Unnamed: 0,hospitalid,numbedscategory,teachingstatus,region,n
0,56,<100,False,Midwest,325
1,58,100 - 249,False,Midwest,321
2,59,<100,False,Midwest,854
3,60,<100,False,Midwest,458
4,61,<100,False,Midwest,233


In [5]:
print('{} hospitals have 0 admissions.'.format(df.loc[df['n']==0,'hospitalid'].nunique()))

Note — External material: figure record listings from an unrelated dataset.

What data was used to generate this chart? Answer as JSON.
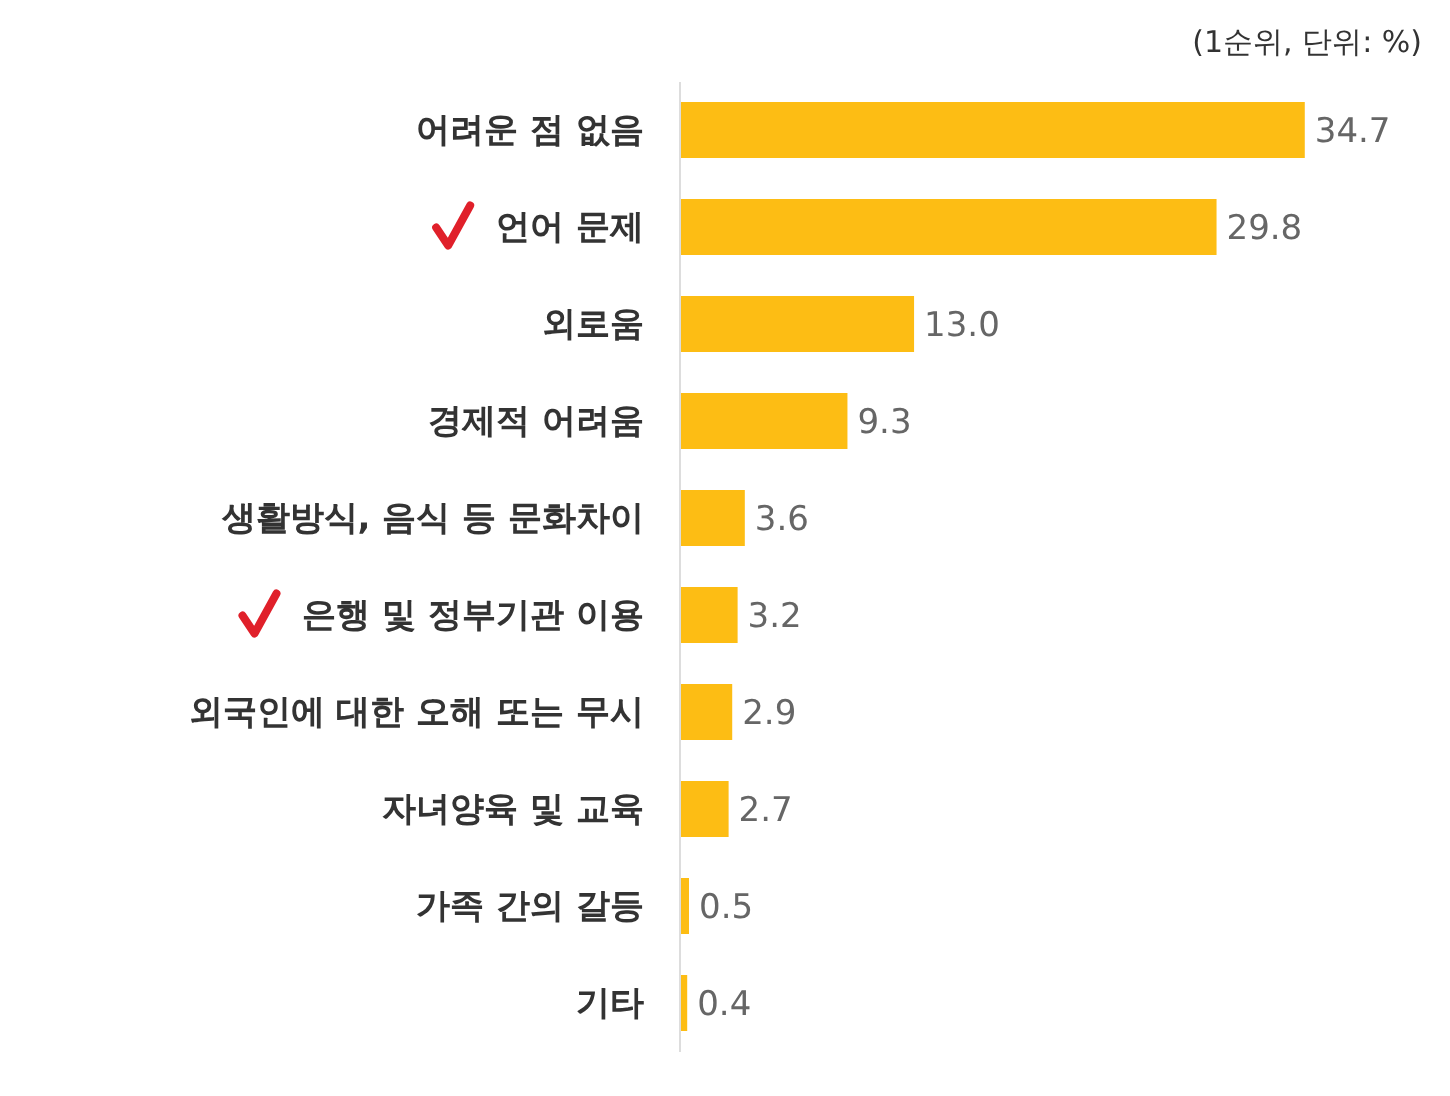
{
  "chart_data": {
    "type": "bar",
    "orientation": "horizontal",
    "subtitle": "(1순위, 단위: %)",
    "categories": [
      "어려운 점 없음",
      "언어 문제",
      "외로움",
      "경제적 어려움",
      "생활방식, 음식 등 문화차이",
      "은행 및 정부기관 이용",
      "외국인에 대한 오해 또는 무시",
      "자녀양육 및 교육",
      "가족 간의 갈등",
      "기타"
    ],
    "values": [
      34.7,
      29.8,
      13.0,
      9.3,
      3.6,
      3.2,
      2.9,
      2.7,
      0.5,
      0.4
    ],
    "value_labels": [
      "34.7",
      "29.8",
      "13.0",
      "9.3",
      "3.6",
      "3.2",
      "2.9",
      "2.7",
      "0.5",
      "0.4"
    ],
    "color": "#fdbd14"
  }
}
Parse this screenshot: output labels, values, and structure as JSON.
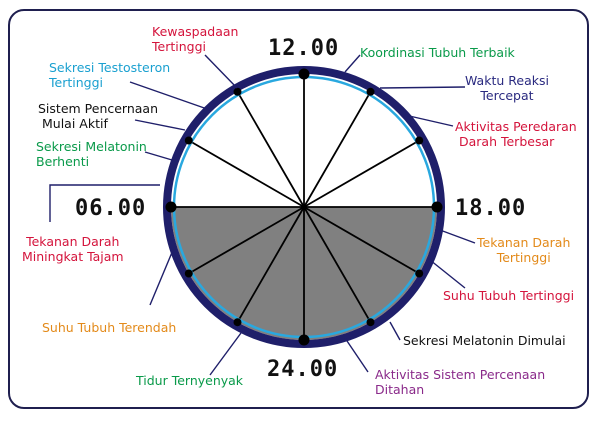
{
  "times": {
    "top": "12.00",
    "left": "06.00",
    "right": "18.00",
    "bottom": "24.00"
  },
  "colors": {
    "outer_ring": "#1f1f6a",
    "inner_ring": "#29a8df",
    "night_fill": "#808080",
    "spoke": "#000000",
    "red": "#d4143c",
    "cyan": "#1aa0d0",
    "black": "#111111",
    "green": "#0a9a4a",
    "navy": "#2a2a80",
    "orange": "#e38a1a",
    "magenta": "#c21a6a",
    "purple": "#8a2a8a"
  },
  "labels": {
    "kewaspadaan": [
      "Kewaspadaan",
      "Tertinggi"
    ],
    "testosteron": [
      "Sekresi Testosteron",
      "Tertinggi"
    ],
    "pencernaan_aktif": [
      "Sistem Pencernaan",
      "Mulai Aktif"
    ],
    "melatonin_berhenti": [
      "Sekresi Melatonin",
      "Berhenti"
    ],
    "tekanan_tajam": [
      "Tekanan Darah",
      "Miningkat Tajam"
    ],
    "suhu_terendah": [
      "Suhu Tubuh Terendah"
    ],
    "tidur": [
      "Tidur Ternyenyak"
    ],
    "koordinasi": [
      "Koordinasi Tubuh Terbaik"
    ],
    "reaksi": [
      "Waktu Reaksi",
      "Tercepat"
    ],
    "peredaran": [
      "Aktivitas Peredaran",
      "Darah Terbesar"
    ],
    "tekanan_tertinggi": [
      "Tekanan Darah",
      "Tertinggi"
    ],
    "suhu_tertinggi": [
      "Suhu Tubuh Tertinggi"
    ],
    "melatonin_dimulai": [
      "Sekresi Melatonin Dimulai"
    ],
    "pencernaan_ditahan": [
      "Aktivitas Sistem Percenaan",
      "Ditahan"
    ]
  }
}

0 hospitals have 0 admissions.


## Data completion among hospitals with admissions

First impute 'missing' so that our groupby reports on the number of hospitals with missing data. Also, we define a convenience function for reporting the absolute count and percent of the total.

In [19]:
def count_with_percent(x, N):
    return '{:3d} ({:5.2f}%)'.format(x.count(), x.count()*100.0/N)

In [20]:
for c in ['region','numbedscategory','teachingstatus','region']:
    # df[c].fillna('Missing',inplace=True)
    df[c]= df[c].fillna('Missing')

In [28]:
idx = df['n']!=0
N = np.sum(idx)

for c in ['region','numbedscategory','teachingstatus']:
    grp = df.loc[idx, :].groupby(c)['hospitalid']
    
    print('')
    print(grp.apply(count_with_percent, N))


region
Midwest       70 (33.65%)
Northeast     13 ( 6.25%)
South         56 (26.92%)
West          43 (20.67%)
Name: hospitalid, dtype: object

numbedscategory
100 - 249     62 (29.81%)
250 - 499     35 (16.83%)
<100          46 (22.12%)
>= 500        23 (11.06%)
Name: hospitalid, dtype: object

teachingstatus
False    189 (90.87%)
True      19 ( 9.13%)
Name: hospitalid, dtype: object


Above we can see that the frequency of missing data ranges between 11-18% in the hospital table.